R&B and soul singer Ben E King, best known for the classic song Stand By Me, has died at the age of 76.
Born Benjamin Earl Nelson, he initially joined a doo-wop group called The Five Crowns, who became The Drifters. In the late 1950s their hits including There Goes My Baby, which he co-wrote and which reached No. 2 in the US charts in 1959, and Save The Last Dance For Me. That song became a staple of groups throughout the sixties and has been recorded by so many artists including Michael Bublé.
But the group members were paid just $100 per week by their manager and, after a request for a pay rise was turned down, the singer decided to go it alone. In the process, he adopted the surname King.
His first solo hit, in 1961, was Spanish Harlem, still one of my favourite songs, which was followed by Stand By Me which reached the US top five in 1961. Stand by Me was yet another staple of sixties groups with it’s simple 4 chord structure the sound of the guiro (scraper) and its repetitive bass line.

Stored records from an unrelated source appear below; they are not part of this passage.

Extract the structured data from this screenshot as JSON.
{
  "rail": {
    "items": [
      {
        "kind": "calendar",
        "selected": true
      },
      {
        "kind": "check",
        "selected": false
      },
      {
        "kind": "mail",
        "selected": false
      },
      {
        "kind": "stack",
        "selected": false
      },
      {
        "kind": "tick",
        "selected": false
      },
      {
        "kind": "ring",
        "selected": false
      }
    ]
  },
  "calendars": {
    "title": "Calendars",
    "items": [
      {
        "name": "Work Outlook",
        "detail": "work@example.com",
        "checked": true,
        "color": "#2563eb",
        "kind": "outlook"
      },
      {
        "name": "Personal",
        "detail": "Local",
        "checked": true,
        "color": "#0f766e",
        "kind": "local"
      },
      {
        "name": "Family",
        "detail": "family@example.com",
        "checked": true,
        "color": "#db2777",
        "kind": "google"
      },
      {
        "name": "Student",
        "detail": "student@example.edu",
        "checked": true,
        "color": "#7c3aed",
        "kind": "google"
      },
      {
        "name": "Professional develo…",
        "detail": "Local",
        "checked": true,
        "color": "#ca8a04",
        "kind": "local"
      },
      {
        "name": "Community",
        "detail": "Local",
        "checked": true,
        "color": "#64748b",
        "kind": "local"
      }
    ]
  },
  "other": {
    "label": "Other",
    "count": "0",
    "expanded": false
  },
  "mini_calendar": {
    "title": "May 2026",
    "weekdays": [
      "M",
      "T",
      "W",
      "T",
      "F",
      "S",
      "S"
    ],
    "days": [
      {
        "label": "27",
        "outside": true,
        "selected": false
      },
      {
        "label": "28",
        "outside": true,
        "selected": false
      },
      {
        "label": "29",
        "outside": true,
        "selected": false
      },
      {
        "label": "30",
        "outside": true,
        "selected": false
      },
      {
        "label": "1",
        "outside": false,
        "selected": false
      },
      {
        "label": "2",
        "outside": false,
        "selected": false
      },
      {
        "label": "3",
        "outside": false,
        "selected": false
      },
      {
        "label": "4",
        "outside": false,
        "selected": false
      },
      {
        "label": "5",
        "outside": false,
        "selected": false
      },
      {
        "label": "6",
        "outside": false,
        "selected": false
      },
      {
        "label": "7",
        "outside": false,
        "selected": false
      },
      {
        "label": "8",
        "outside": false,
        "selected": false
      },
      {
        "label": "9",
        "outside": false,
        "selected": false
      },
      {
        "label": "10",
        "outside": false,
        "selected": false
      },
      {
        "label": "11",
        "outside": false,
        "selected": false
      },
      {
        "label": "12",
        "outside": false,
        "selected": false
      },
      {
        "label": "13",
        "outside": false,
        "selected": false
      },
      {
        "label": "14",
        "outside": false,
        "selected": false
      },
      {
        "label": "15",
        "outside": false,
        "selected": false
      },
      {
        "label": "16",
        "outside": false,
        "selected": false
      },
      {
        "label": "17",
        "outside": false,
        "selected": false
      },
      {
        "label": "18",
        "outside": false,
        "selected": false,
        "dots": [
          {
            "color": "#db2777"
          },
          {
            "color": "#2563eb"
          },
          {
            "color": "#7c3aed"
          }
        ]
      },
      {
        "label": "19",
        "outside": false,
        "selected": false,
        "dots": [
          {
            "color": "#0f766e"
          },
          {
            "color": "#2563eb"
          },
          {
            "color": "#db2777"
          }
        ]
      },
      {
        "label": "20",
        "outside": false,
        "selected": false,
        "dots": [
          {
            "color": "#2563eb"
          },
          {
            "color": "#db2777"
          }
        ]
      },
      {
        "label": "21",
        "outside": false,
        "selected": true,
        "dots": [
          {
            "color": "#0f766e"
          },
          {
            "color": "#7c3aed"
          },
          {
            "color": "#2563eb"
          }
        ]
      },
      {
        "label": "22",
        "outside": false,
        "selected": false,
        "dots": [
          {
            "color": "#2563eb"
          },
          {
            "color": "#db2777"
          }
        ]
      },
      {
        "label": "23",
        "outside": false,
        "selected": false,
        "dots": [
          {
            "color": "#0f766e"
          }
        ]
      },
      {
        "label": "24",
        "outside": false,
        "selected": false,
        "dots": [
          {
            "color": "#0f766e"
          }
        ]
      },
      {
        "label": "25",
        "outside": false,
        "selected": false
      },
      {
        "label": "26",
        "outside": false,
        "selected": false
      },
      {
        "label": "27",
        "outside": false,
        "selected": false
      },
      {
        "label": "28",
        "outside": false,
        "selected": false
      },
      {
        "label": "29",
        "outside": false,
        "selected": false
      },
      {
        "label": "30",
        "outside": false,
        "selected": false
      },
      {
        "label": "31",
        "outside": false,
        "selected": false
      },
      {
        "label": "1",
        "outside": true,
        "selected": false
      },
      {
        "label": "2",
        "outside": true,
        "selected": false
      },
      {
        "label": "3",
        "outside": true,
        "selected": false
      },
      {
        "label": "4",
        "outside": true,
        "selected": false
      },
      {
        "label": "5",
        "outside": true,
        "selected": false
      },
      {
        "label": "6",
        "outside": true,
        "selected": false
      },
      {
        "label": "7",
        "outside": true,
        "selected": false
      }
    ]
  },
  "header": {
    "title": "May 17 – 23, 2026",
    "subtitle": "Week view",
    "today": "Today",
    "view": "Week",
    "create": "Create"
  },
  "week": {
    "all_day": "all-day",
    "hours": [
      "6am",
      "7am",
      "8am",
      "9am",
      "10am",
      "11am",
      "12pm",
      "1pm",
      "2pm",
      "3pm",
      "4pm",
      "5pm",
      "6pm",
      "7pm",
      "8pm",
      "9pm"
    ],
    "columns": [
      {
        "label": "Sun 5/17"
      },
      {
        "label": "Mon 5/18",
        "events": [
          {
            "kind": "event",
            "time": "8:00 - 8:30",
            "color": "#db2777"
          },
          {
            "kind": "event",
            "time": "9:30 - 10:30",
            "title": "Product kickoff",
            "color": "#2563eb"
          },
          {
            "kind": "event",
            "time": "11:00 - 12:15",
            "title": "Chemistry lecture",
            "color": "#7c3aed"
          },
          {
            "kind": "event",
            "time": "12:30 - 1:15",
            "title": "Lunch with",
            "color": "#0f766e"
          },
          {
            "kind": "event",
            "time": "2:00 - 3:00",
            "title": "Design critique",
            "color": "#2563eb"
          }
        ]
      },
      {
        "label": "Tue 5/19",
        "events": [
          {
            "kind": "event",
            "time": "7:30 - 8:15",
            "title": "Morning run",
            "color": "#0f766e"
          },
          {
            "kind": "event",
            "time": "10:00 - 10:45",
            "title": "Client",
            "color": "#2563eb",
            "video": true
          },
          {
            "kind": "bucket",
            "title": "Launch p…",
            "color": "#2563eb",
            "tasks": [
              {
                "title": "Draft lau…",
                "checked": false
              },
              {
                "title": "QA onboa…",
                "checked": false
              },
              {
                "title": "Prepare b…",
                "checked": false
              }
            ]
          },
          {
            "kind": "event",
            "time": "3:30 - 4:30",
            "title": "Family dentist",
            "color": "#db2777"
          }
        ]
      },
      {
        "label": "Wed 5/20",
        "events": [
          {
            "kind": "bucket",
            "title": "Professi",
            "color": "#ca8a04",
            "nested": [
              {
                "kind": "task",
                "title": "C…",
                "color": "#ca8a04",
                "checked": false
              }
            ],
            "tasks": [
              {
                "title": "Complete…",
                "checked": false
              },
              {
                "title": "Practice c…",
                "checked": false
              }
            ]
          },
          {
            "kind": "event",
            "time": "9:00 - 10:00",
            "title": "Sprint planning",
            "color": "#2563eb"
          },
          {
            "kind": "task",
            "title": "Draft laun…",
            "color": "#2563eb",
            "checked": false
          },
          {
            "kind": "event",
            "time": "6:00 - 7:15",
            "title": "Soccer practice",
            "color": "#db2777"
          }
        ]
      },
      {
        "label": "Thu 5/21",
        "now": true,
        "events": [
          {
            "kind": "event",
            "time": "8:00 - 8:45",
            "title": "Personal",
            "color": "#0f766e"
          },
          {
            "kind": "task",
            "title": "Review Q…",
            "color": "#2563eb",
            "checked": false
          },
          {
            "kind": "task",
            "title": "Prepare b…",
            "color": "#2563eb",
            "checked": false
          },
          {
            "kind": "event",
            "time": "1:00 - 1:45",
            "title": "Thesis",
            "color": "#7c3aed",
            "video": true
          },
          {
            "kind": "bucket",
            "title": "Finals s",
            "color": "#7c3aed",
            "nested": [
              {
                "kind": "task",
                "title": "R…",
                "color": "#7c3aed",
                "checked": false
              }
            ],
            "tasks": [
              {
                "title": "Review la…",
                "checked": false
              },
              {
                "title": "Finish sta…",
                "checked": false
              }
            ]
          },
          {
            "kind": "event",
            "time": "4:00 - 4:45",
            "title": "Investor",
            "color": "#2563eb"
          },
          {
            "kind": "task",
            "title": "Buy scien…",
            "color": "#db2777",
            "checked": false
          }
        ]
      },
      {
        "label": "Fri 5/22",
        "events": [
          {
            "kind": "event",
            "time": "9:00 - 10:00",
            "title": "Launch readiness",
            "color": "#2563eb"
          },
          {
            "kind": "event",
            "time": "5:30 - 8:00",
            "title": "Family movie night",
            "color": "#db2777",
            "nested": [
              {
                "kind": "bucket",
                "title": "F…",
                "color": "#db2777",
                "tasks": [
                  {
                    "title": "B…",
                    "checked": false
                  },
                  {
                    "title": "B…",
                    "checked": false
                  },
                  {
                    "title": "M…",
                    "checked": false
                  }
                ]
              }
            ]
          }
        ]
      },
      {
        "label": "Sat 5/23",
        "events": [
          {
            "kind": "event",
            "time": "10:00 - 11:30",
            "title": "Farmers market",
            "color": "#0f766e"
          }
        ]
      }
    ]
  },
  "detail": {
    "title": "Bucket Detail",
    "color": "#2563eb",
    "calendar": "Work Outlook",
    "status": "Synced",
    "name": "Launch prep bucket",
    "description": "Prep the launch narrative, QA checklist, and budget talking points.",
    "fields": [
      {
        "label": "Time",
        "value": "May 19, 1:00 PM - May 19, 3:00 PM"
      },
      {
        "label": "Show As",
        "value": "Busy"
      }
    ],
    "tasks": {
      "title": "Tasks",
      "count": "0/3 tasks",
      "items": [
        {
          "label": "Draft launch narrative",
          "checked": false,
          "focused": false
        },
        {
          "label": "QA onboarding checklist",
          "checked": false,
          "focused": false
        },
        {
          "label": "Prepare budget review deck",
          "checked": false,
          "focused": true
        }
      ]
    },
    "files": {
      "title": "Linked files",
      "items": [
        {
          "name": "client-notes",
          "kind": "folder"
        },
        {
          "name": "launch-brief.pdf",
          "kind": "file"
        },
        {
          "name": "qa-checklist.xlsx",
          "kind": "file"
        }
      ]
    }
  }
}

Interestingly he originally intended “Stand By Me” for The Drifters, but their manager said they didn’t need it (many people think it was a hit for the them so closely is Ben E King associated withe them).
“In my vocal I think you can hear something of my earlier times when I’d sing in subway halls for the echo, and perform doo-wop on street corners,” he told The Guardian in 2013. “But I had a lot of influences, too – singers like Sam Cooke and Brook Benton. The song’s success lay in the way Leiber and Stoller took chances, though, borrowing from symphonic scores, and we had a brilliant string arranger.”
The song went on to chart nine times on the US Billboard 100 – King’s version twice and seven times with covers by artists like John Lennon. It was also the fourth most-played track of the 20th Century on US radio and TV.